Şüphe yok ki, Biz seni hak ile rahmetimizin müjdecisi ve azabımızın habercisi olarak gönderdik. Sen, o cehennemliklerden sorumlu değilsin.

İnsanlar tek bir ümmetti. Ayrılmaları üzerine Allah, rahmetinin müjdecileri ve azabının habercileri olmak üzere peygamberler gönderdi ve beraberlerinde hak ile ilgili kitap indirdi ki, insanların, aralarında ihtilaf ettikleri şeyler hakkında hakem olsun. Bunda da sırf o kitap verilenler, kendilerine bunca deliller geldikten sonra tuttular, aralarındaki hırs ve kıskançlık yüzünden anlaşmazlığa düştüler. Bunun üzerine Allah kendi izniyle, iman edenleri, onların hakkında anlaşmazlığa düştükleri hakka, ulaştırdı. Allah, dilediğini doğru yola iletir.

Peygamberleri müjdeciler ve azab habercileri olarak gönderdik ki, peygamberlerden sonra insanların Allah'a karşı bir bahaneleri olmasın. Allah mutlak üstündür, yegane hikmet sahibidir.

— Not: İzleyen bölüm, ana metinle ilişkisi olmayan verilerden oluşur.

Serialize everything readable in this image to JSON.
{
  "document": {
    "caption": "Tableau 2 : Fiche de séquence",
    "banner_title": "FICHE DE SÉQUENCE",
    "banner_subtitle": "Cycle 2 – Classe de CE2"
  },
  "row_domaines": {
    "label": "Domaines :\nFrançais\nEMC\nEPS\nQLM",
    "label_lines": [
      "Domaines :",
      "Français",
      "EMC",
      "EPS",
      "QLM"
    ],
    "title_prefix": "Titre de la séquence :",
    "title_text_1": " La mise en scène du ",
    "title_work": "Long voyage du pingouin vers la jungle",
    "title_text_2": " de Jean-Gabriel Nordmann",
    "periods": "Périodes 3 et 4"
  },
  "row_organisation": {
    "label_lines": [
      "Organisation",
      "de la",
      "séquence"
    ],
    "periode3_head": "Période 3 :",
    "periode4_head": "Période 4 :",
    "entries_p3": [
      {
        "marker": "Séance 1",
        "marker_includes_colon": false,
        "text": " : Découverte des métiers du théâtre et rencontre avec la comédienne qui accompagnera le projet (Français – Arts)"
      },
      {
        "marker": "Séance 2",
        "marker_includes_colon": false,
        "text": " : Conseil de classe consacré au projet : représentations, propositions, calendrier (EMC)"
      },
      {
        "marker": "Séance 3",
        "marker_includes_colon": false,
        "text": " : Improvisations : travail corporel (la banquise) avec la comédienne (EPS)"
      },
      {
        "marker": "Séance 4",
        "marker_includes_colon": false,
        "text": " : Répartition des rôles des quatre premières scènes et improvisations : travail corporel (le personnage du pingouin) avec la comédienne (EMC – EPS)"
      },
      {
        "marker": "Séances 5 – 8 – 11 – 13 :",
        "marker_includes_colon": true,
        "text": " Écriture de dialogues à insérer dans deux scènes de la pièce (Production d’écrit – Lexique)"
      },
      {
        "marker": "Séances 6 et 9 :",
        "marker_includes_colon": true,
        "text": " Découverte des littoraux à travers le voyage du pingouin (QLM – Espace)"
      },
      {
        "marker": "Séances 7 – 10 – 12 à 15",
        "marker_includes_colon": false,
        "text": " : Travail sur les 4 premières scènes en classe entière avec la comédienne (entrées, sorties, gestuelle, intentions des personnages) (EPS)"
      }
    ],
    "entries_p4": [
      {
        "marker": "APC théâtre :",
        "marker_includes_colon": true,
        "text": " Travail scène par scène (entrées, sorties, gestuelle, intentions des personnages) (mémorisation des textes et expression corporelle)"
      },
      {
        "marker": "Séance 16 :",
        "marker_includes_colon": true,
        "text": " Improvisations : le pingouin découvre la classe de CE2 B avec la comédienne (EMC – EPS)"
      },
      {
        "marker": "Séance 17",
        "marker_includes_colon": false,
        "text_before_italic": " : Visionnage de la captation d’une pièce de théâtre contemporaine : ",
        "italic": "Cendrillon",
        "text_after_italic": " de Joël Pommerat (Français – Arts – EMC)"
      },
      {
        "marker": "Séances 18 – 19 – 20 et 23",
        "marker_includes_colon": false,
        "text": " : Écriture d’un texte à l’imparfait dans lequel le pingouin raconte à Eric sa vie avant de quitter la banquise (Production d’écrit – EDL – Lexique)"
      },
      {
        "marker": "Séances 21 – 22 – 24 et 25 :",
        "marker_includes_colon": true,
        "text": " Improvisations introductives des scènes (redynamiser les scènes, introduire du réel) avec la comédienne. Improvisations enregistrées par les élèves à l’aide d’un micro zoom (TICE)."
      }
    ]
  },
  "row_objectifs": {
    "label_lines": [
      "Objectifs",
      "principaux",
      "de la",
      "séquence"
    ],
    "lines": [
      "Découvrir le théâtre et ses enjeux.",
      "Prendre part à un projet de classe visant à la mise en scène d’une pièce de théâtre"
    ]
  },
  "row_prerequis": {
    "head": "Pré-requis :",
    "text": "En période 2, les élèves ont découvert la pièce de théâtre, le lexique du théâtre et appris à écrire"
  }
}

Ey kitap ehli! Peygamberlerin arasının kesildiği bir sırada size Resulümüz geldi, gerçekleri açıklıyor ki, (yarın kıyamet gününde): "Bize bir müjdeleyici ve uyarıcı gelmedi" demeyiniz. İşte müjdeleyici ve uyarıcı geldi. Allah, her şeye kadirdir.

Onlar arkadaşlarında herhangi bir cinnet bulunmadığını hiç düşünmediler mi? O, açık bir uyarıcıdan başka biri değildir.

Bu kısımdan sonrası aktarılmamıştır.